Se enfrentó a vientos persistentes en los desiertos de Kazajistán y Uzbekistán, a trámites exigentes para permisos fronterizos en Rusia y a la vigilancia en zonas con fuerte control militar. Uno de los episodios más intensos tuvo lugar en Afganistán, adonde llegó perdiéndose su acto de graduación en Inglaterra. Las rutas en mal estado pusieron a prueba la bici clásica, pero la hospitalidad local dejó una marca profunda: afirmó que, aunque su experiencia pudo depender de su condición de hombre, la gente lo recibió con generosidad y arriesgó mucho para alojarlo.
En Nepal, Phil y su compañero Dave habían sido de los primeros en llevar sus bicicletas hasta el campo base del Everest, a 5.364 metros. Jamie repitió esa hazaña y sumó el ascenso en bicicleta al campo base del Annapurna, a 4.130 metros; la imagen con la bicicleta al hombro frente al glaciar es una de sus preferidas. También le impactaron recreaciones relacionadas con el Everest y algunos paisajes de Turquía y Georgia donde el entorno había cambiado notablemente.

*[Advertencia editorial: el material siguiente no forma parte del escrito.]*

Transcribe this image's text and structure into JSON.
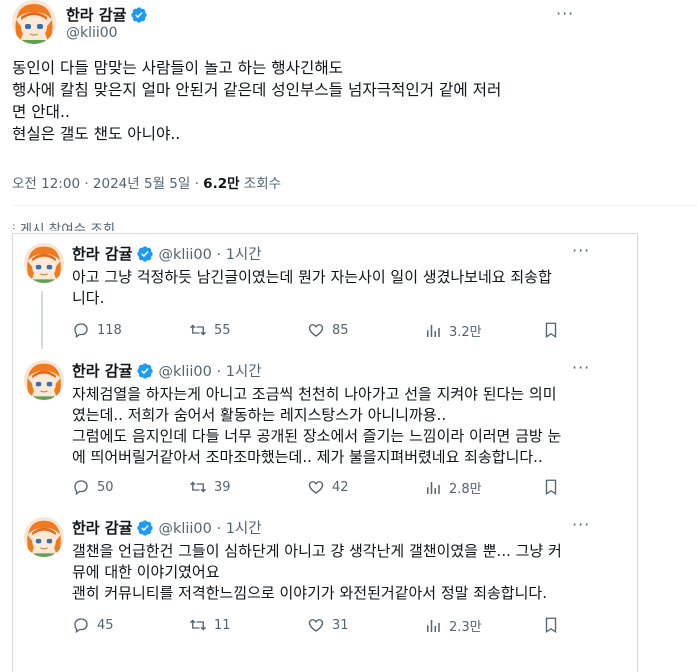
{
  "main_tweet": {
    "author_name": "한라 감귤",
    "handle": "@klii00",
    "more": "···",
    "lines": [
      "동인이 다들 맘맞는 사람들이 놀고 하는 행사긴해도",
      "행사에 칼침 맞은지 얼마 안된거 같은데 성인부스들 넘자극적인거 같에 저러",
      "면 안대..",
      "현실은 갤도 챈도 아니야.."
    ],
    "timestamp": "오전 12:00 · 2024년 5월 5일 · ",
    "views_count": "6.2만",
    "views_label": " 조회수",
    "engagements_label": "게시 참여수 조회"
  },
  "replies": [
    {
      "author_name": "한라 감귤",
      "handle": "@klii00 · 1시간",
      "lines": [
        "아고 그냥 걱정하듯 남긴글이였는데 뭔가 자는사이 일이 생겼나보네요 죄송합",
        "니다."
      ],
      "replies_count": "118",
      "reposts_count": "55",
      "likes_count": "85",
      "views_count": "3.2만"
    },
    {
      "author_name": "한라 감귤",
      "handle": "@klii00 · 1시간",
      "lines": [
        "자체검열을 하자는게 아니고 조금씩 천천히 나아가고 선을 지켜야 된다는 의미",
        "였는데.. 저희가 숨어서 활동하는 레지스탕스가 아니니까용..",
        "그럼에도 음지인데 다들 너무 공개된 장소에서 즐기는 느낌이라 이러면 금방 눈",
        "에 띄어버릴거같아서 조마조마했는데.. 제가 불을지펴버렸네요 죄송합니다.."
      ],
      "replies_count": "50",
      "reposts_count": "39",
      "likes_count": "42",
      "views_count": "2.8만"
    },
    {
      "author_name": "한라 감귤",
      "handle": "@klii00 · 1시간",
      "lines": [
        "갤챈을 언급한건 그들이 심하단게 아니고 걍 생각난게 갤챈이였을 뿐... 그냥 커",
        "뮤에 대한 이야기였어요",
        "괜히 커뮤니티를 저격한느낌으로 이야기가 와전된거같아서 정말 죄송합니다."
      ],
      "replies_count": "45",
      "reposts_count": "11",
      "likes_count": "31",
      "views_count": "2.3만"
    }
  ],
  "icons": {
    "verified": "verified-badge-icon",
    "reply": "reply-icon",
    "repost": "repost-icon",
    "like": "heart-icon",
    "views": "views-bar-chart-icon",
    "bookmark": "bookmark-icon",
    "more": "more-dots-icon"
  },
  "colors": {
    "verified_blue": "#1d9bf0",
    "text": "#0f1419",
    "secondary": "#536471",
    "border": "#cfd9de"
  }
}
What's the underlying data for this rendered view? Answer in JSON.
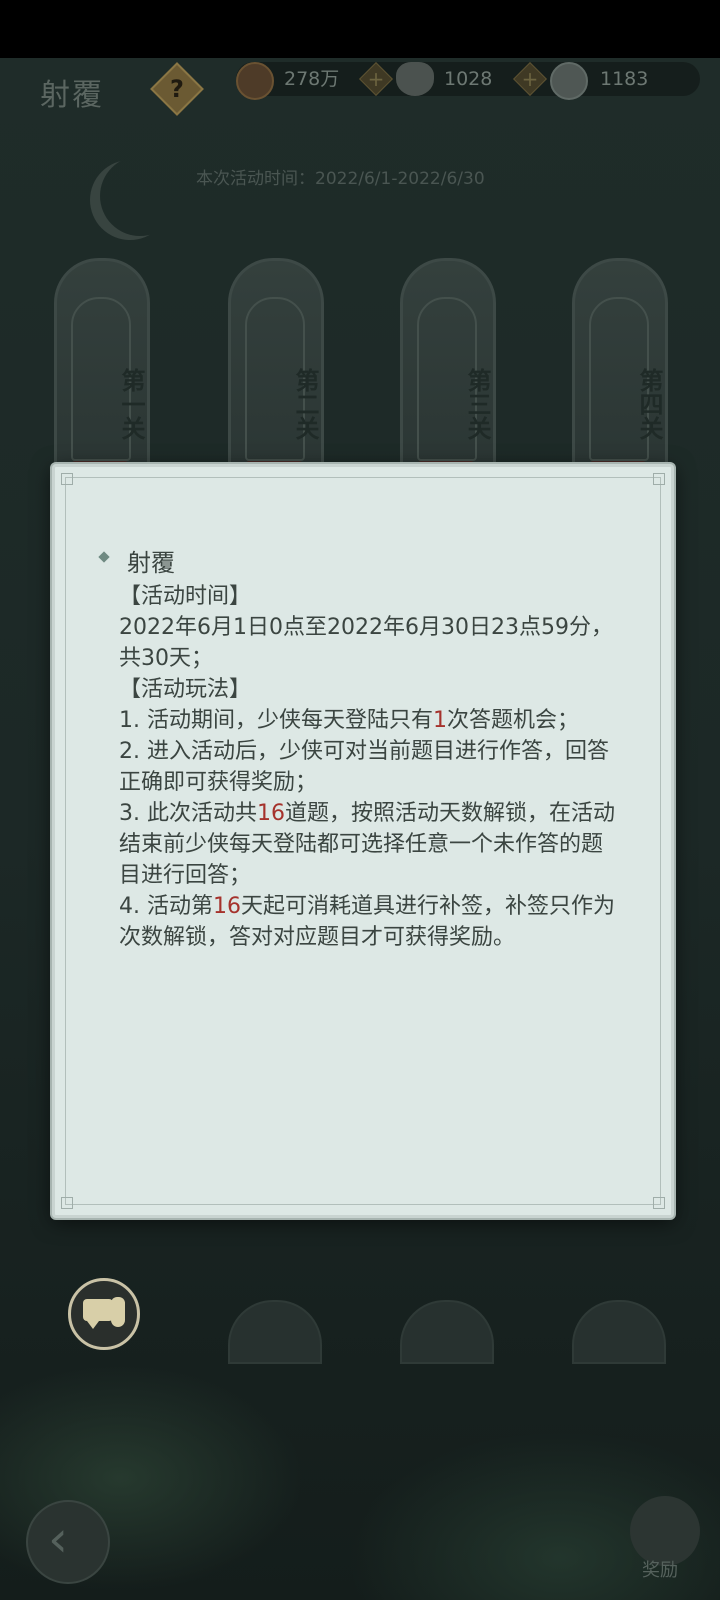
{
  "header": {
    "title": "射覆",
    "help_label": "?",
    "resources": [
      {
        "icon": "copper-coin-icon",
        "value": "278万"
      },
      {
        "icon": "silver-ingot-icon",
        "value": "1028"
      },
      {
        "icon": "jade-coin-icon",
        "value": "1183"
      }
    ],
    "activity_time": "本次活动时间：2022/6/1-2022/6/30"
  },
  "levels": [
    "第一关",
    "第二关",
    "第三关",
    "第四关"
  ],
  "modal": {
    "heading": "射覆",
    "section_time": "【活动时间】",
    "time_text": "2022年6月1日0点至2022年6月30日23点59分，共30天；",
    "section_rules": "【活动玩法】",
    "rule1_a": "1. 活动期间，少侠每天登陆只有",
    "rule1_hl": "1",
    "rule1_b": "次答题机会；",
    "rule2": "2. 进入活动后，少侠可对当前题目进行作答，回答正确即可获得奖励；",
    "rule3_a": "3. 此次活动共",
    "rule3_hl": "16",
    "rule3_b": "道题，按照活动天数解锁，在活动结束前少侠每天登陆都可选择任意一个未作答的题目进行回答；",
    "rule4_a": "4. 活动第",
    "rule4_hl": "16",
    "rule4_b": "天起可消耗道具进行补签，补签只作为次数解锁，答对对应题目才可获得奖励。"
  },
  "footer": {
    "reward_label": "奖励",
    "back_icon": "back-arrow-icon",
    "chat_icon": "chat-bubble-icon"
  },
  "colors": {
    "highlight": "#a5322c",
    "modal_bg": "#dde8e5"
  }
}
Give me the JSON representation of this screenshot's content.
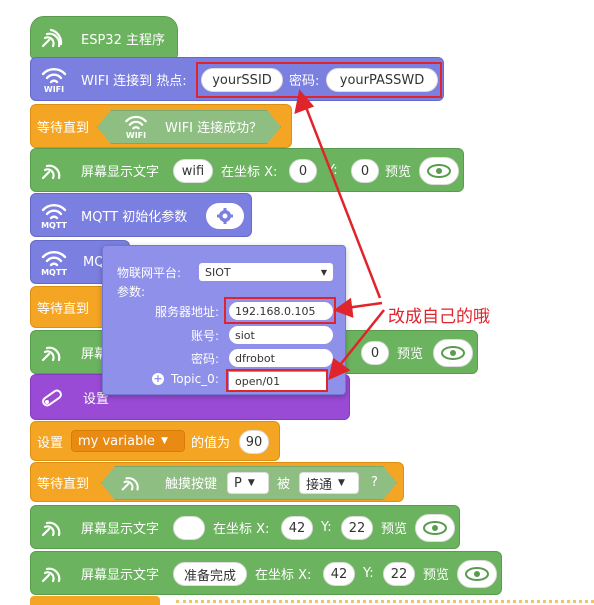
{
  "blocks": {
    "main": {
      "label": "ESP32 主程序"
    },
    "wifi_connect": {
      "icon_text": "WIFI",
      "label": "WIFI 连接到 热点:",
      "ssid": "yourSSID",
      "pwd_label": "密码:",
      "password": "yourPASSWD"
    },
    "wait_wifi": {
      "label": "等待直到",
      "cond_icon_text": "WIFI",
      "cond_label": "WIFI 连接成功？"
    },
    "show_text_1": {
      "label": "屏幕显示文字",
      "text": "wifi",
      "at_label": "在坐标 X:",
      "x": "0",
      "y_label": "Y:",
      "y": "0",
      "preview_label": "预览"
    },
    "mqtt_init": {
      "icon_text": "MQTT",
      "label": "MQTT 初始化参数"
    },
    "mqtt_connect": {
      "icon_text": "MQTT",
      "label_partial": "MQ"
    },
    "wait_2": {
      "label": "等待直到"
    },
    "show_text_2": {
      "label_partial": "屏幕",
      "y_value": "0",
      "preview_label": "预览"
    },
    "servo_set": {
      "label_partial": "设置"
    },
    "set_var": {
      "label": "设置",
      "var_name": "my variable",
      "value_label": "的值为",
      "value": "90"
    },
    "wait_touch": {
      "label": "等待直到",
      "touch_label": "触摸按键",
      "pin": "P",
      "by_label": "被",
      "state": "接通",
      "q": "?"
    },
    "show_text_3": {
      "label": "屏幕显示文字",
      "text": "",
      "at_label": "在坐标 X:",
      "x": "42",
      "y_label": "Y:",
      "y": "22",
      "preview_label": "预览"
    },
    "show_text_4": {
      "label": "屏幕显示文字",
      "text": "准备完成",
      "at_label": "在坐标 X:",
      "x": "42",
      "y_label": "Y:",
      "y": "22",
      "preview_label": "预览"
    }
  },
  "popup": {
    "platform_label": "物联网平台:",
    "platform_value": "SIOT",
    "params_label": "参数:",
    "server_label": "服务器地址:",
    "server_value": "192.168.0.105",
    "account_label": "账号:",
    "account_value": "siot",
    "password_label": "密码:",
    "password_value": "dfrobot",
    "topic_label": "Topic_0:",
    "topic_value": "open/01"
  },
  "annotation": {
    "text": "改成自己的哦",
    "color": "#e0242b"
  },
  "colors": {
    "green": "#6cb35f",
    "purple": "#7b7fe0",
    "orange": "#f5a524",
    "violet": "#9a4bd6",
    "red": "#e0242b"
  }
}
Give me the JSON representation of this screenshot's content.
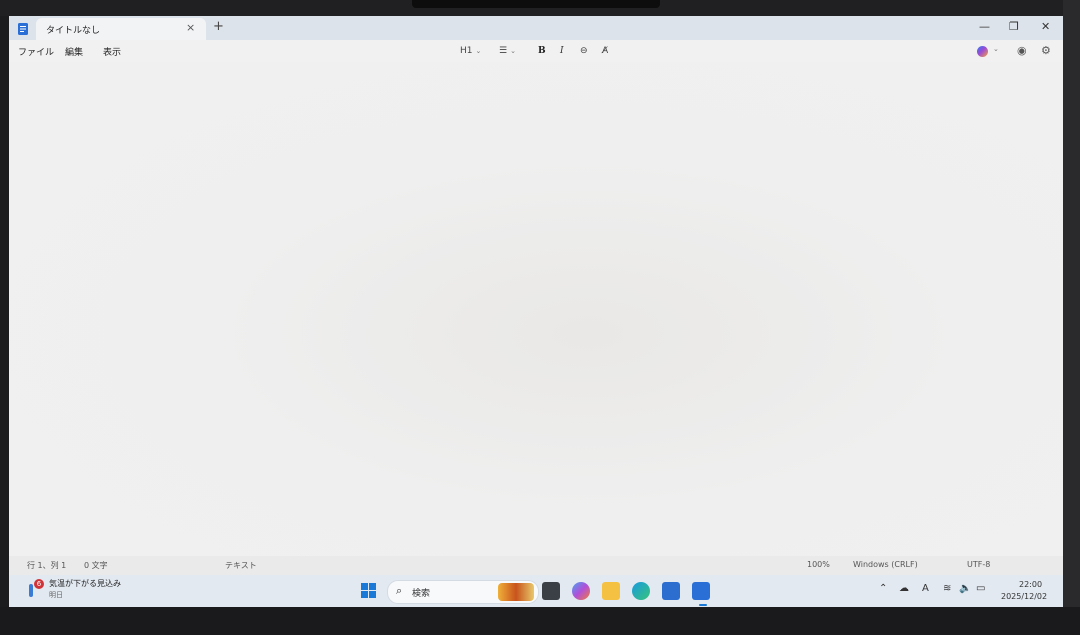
{
  "window": {
    "tab_title": "タイトルなし",
    "tab_close": "×",
    "new_tab": "+",
    "minimize": "—",
    "maximize": "❐",
    "close": "✕"
  },
  "menu": {
    "file": "ファイル",
    "edit": "編集",
    "view": "表示"
  },
  "toolbar": {
    "heading": "H1",
    "list": "☰",
    "bold": "B",
    "italic": "I",
    "link": "⊖",
    "clear_format": "A̸"
  },
  "status": {
    "position": "行 1、列 1",
    "char_count": "0 文字",
    "format": "テキスト",
    "zoom": "100%",
    "line_ending": "Windows (CRLF)",
    "encoding": "UTF-8"
  },
  "taskbar": {
    "weather_badge": "6",
    "weather_title": "気温が下がる見込み",
    "weather_sub": "明日",
    "search_placeholder": "検索",
    "clock_time": "22:00",
    "clock_date": "2025/12/02",
    "ime": "A"
  },
  "colors": {
    "accent": "#1a78d6",
    "badge": "#d13438"
  }
}
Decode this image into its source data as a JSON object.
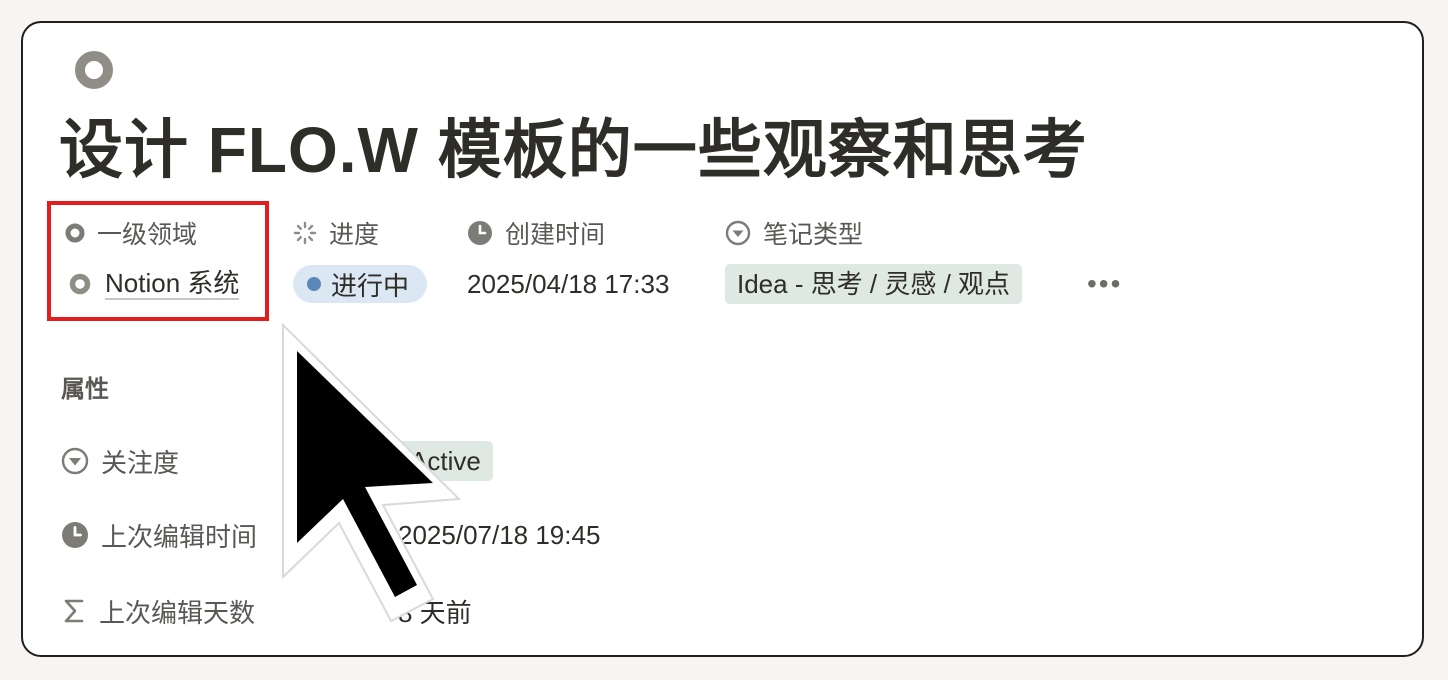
{
  "page": {
    "icon": "circle-ring-icon",
    "title": "设计 FLO.W 模板的一些观察和思考"
  },
  "header_properties": [
    {
      "label": "一级领域",
      "icon": "circle-ring-icon"
    },
    {
      "label": "进度",
      "icon": "progress-spinner-icon"
    },
    {
      "label": "创建时间",
      "icon": "clock-icon"
    },
    {
      "label": "笔记类型",
      "icon": "dropdown-circle-icon"
    }
  ],
  "header_values": {
    "domain": "Notion 系统",
    "status": "进行中",
    "created": "2025/04/18 17:33",
    "note_type": "Idea - 思考 / 灵感 / 观点",
    "more": "•••"
  },
  "attributes": {
    "section_label": "属性",
    "rows": [
      {
        "label": "关注度",
        "icon": "dropdown-circle-icon",
        "value": "Active"
      },
      {
        "label": "上次编辑时间",
        "icon": "clock-icon",
        "value": "2025/07/18 19:45"
      },
      {
        "label": "上次编辑天数",
        "icon": "sigma-icon",
        "value": "8 天前"
      }
    ]
  },
  "colors": {
    "highlight": "#e11d1d",
    "status_bg": "#dbe7f3",
    "status_dot": "#5b88b8",
    "tag_bg": "#dfe9e3"
  }
}
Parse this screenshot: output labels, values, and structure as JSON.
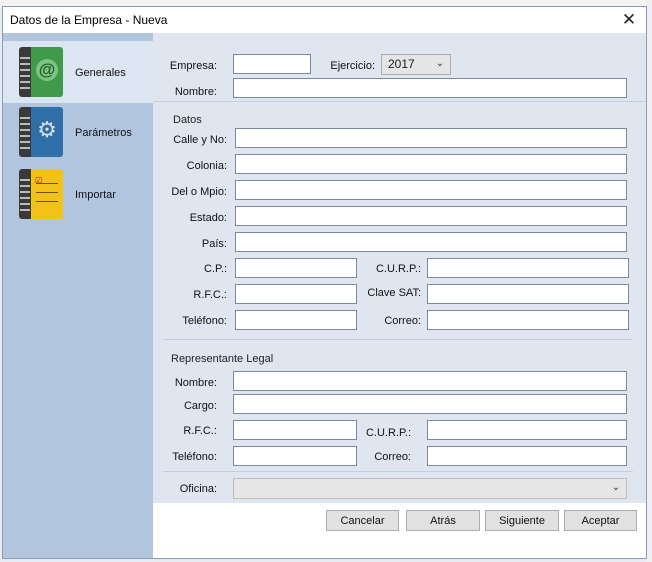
{
  "window": {
    "title": "Datos de la Empresa - Nueva"
  },
  "sidebar": {
    "items": [
      {
        "label": "Generales",
        "icon": "contact-book-icon",
        "active": true
      },
      {
        "label": "Parámetros",
        "icon": "gear-book-icon",
        "active": false
      },
      {
        "label": "Importar",
        "icon": "checklist-book-icon",
        "active": false
      }
    ]
  },
  "form": {
    "empresa_label": "Empresa:",
    "empresa_value": "",
    "ejercicio_label": "Ejercicio:",
    "ejercicio_value": "2017",
    "nombre_label": "Nombre:",
    "nombre_value": "",
    "datos": {
      "title": "Datos",
      "calle_label": "Calle y No:",
      "colonia_label": "Colonia:",
      "del_label": "Del o Mpio:",
      "estado_label": "Estado:",
      "pais_label": "País:",
      "cp_label": "C.P.:",
      "curp_label": "C.U.R.P.:",
      "rfc_label": "R.F.C.:",
      "clave_label": "Clave SAT:",
      "telefono_label": "Teléfono:",
      "correo_label": "Correo:"
    },
    "representante": {
      "title": "Representante Legal",
      "nombre_label": "Nombre:",
      "cargo_label": "Cargo:",
      "rfc_label": "R.F.C.:",
      "curp_label": "C.U.R.P.:",
      "telefono_label": "Teléfono:",
      "correo_label": "Correo:"
    },
    "oficina_label": "Oficina:",
    "oficina_value": ""
  },
  "buttons": {
    "cancelar": "Cancelar",
    "atras": "Atrás",
    "siguiente": "Siguiente",
    "aceptar": "Aceptar"
  },
  "colors": {
    "sidebar_bg": "#b1c5df",
    "active_item_bg": "#dce5f2",
    "book_green": "#3f9a4a",
    "book_blue": "#2f6fa8",
    "book_yellow": "#f2c21a"
  }
}
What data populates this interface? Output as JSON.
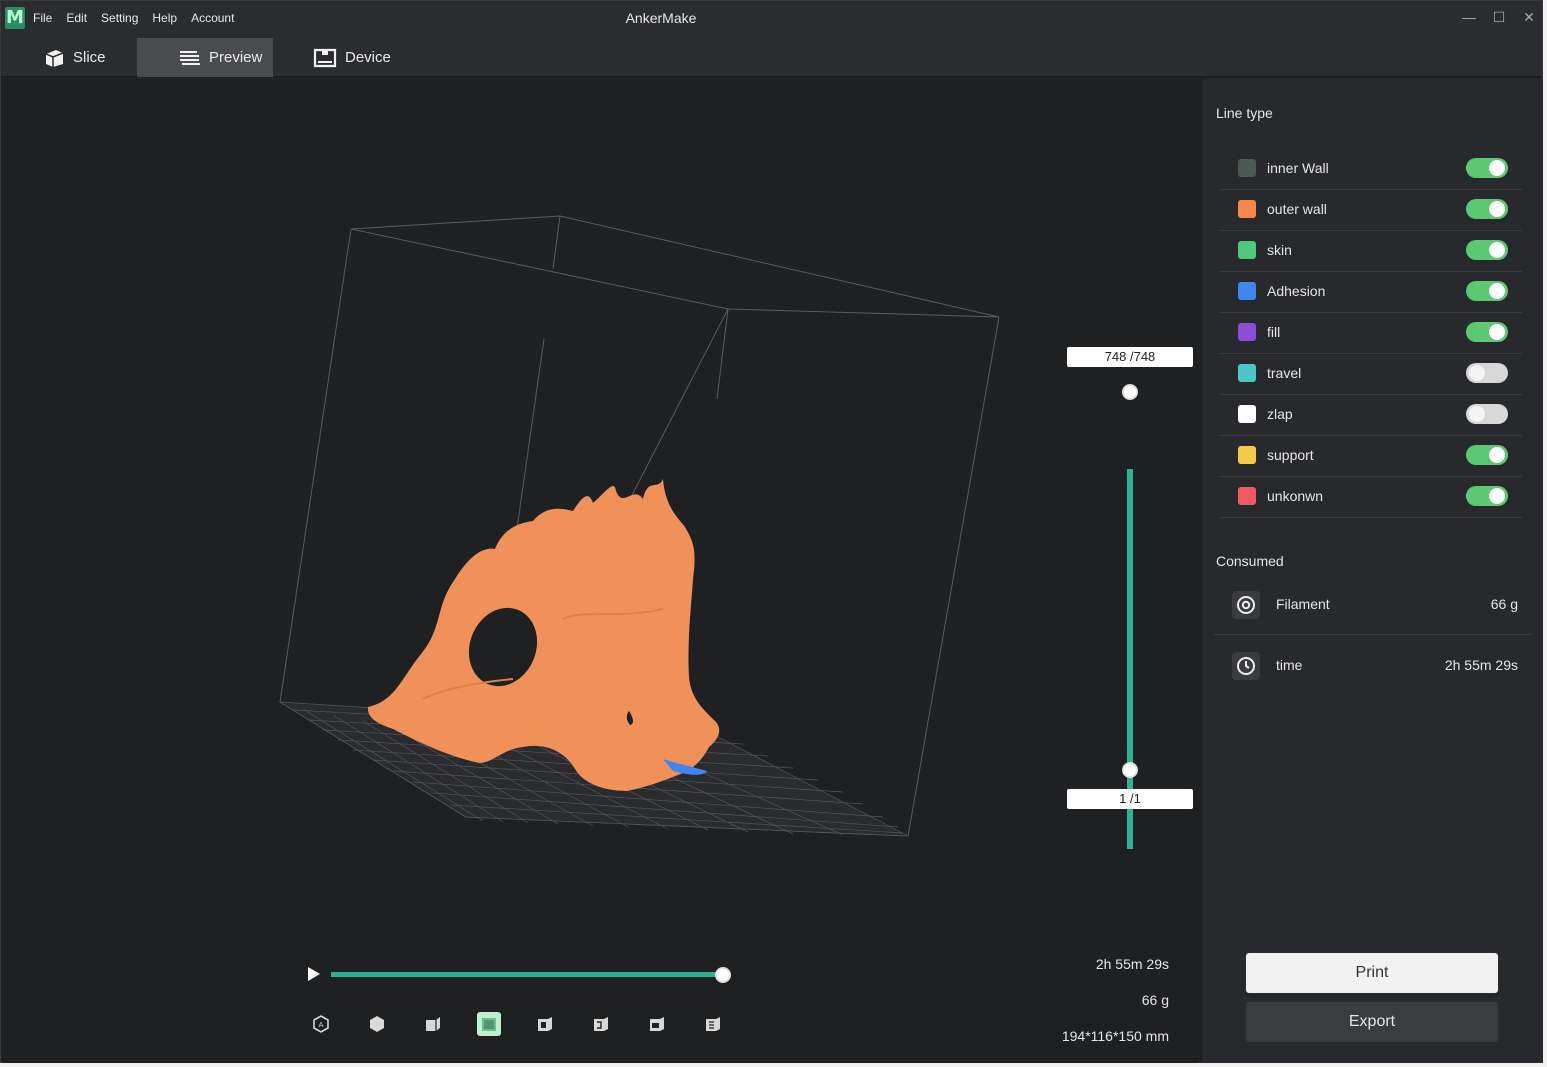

El viaje duró 19 meses y supuso para Jamie una oportunidad de renovar el vínculo con el pasado. Phil, ya retirado y dedicado al mantenimiento de una finca en el Reino Unido, vio sus aventuras reproducidas en redes, y ambos vivieron el proceso como algo transformador. Jamie resumió la experiencia diciendo que cada vez que lograba situarse en el lugar exacto donde estuvo su padre sentía una sensación especial, porque la única barrera entre ambos era el tiempo.